He laughed a little. "And the next turn is yours, right?"
I smiled wryly. "My engagement you meant? Still years and years to go... I haven't been thinking about that yet."
"You have to, Al, or else-"
"Dave, please. Don't talk about my hopeless relationship anymore."

He laughed. I did not know whether he was mocking me or just feeling pathetic of my always-single status. Sometimes I really wanted to stuff his mouth for saying that.

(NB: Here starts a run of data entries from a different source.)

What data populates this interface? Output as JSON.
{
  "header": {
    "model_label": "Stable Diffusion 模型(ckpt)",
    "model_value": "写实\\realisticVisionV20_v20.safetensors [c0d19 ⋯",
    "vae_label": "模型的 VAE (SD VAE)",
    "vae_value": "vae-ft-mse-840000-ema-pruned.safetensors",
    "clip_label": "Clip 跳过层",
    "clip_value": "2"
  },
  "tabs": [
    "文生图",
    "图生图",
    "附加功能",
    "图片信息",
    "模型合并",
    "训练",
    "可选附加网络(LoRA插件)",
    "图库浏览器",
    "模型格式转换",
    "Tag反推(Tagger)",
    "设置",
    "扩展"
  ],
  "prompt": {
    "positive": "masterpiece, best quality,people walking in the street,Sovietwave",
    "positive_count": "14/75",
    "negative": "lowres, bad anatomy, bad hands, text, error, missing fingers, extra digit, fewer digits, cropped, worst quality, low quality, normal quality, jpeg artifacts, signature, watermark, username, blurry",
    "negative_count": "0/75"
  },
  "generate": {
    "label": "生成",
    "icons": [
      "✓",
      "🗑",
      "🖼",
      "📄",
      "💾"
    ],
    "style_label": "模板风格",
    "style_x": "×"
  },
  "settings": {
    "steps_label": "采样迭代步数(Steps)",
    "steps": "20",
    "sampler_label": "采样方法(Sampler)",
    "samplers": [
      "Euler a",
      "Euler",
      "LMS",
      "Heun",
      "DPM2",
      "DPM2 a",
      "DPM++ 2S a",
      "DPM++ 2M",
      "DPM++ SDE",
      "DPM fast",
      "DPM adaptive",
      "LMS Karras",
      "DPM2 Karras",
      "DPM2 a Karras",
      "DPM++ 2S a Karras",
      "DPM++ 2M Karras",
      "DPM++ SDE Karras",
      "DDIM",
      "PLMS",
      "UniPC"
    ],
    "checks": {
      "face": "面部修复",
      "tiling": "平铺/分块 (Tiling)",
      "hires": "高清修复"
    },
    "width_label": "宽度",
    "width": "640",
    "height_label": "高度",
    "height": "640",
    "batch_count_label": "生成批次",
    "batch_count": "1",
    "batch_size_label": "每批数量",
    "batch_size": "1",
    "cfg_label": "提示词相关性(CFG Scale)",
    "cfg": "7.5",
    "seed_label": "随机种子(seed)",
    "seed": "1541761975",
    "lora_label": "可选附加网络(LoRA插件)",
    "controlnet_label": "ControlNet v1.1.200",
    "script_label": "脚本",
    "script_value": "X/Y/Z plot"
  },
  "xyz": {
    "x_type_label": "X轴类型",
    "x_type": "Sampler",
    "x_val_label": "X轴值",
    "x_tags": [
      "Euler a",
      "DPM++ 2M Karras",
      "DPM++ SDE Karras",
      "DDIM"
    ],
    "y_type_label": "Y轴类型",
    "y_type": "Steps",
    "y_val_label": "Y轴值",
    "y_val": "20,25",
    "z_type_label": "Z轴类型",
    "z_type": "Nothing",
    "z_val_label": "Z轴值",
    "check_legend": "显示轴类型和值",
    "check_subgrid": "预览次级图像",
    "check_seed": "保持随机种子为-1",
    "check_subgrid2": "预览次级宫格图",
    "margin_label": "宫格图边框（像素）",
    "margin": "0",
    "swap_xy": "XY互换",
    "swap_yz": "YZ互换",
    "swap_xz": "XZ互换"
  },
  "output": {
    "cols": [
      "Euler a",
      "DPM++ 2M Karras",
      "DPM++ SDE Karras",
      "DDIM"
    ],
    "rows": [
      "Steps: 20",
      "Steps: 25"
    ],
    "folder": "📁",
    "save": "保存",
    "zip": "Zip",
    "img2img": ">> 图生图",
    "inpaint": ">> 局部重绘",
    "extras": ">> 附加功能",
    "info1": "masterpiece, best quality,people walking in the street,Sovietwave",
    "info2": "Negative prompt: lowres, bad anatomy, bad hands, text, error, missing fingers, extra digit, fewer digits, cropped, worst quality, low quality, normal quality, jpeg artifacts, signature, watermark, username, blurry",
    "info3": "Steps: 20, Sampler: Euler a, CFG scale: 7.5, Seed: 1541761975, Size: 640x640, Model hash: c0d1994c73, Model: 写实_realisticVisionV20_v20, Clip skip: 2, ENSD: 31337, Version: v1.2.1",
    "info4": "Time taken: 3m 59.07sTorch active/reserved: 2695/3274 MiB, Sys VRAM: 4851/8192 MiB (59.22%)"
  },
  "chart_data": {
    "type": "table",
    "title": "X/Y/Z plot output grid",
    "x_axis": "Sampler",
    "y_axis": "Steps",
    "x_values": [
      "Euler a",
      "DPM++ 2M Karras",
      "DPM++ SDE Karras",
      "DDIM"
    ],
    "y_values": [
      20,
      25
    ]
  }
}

I did not say anything but looking at him, glaring at his eyes intently. So many words I wanted to say but they were just left unspoken. If only he could understand what I really wanted to say without saying a single word.

Dave did it too. He was looking at my eyes. I did not know why was he doing that? Or maybe he also wanted to say a thing to me?

Another guest couple came near Dave and I suddenly realized that I was in engagement party now, not in a place which only for me and him.

"Ah, well, I guess I have to go... I'll have a cuisine," I looked away from him and smiled to Renata. "Congrats, Renata! Wish you both happily ever after!"

She thanked and hugged me as well. She's the girl whom Dave respected. She's the girl whom Dave have a faith, and she's the girl whom Dave loved.

"Hey, Al!" suddenly Dave called me when I was about to join Clay and the others. "I'll see you guys, later. Don't go home before that please." I just gave him a quick smile and went away.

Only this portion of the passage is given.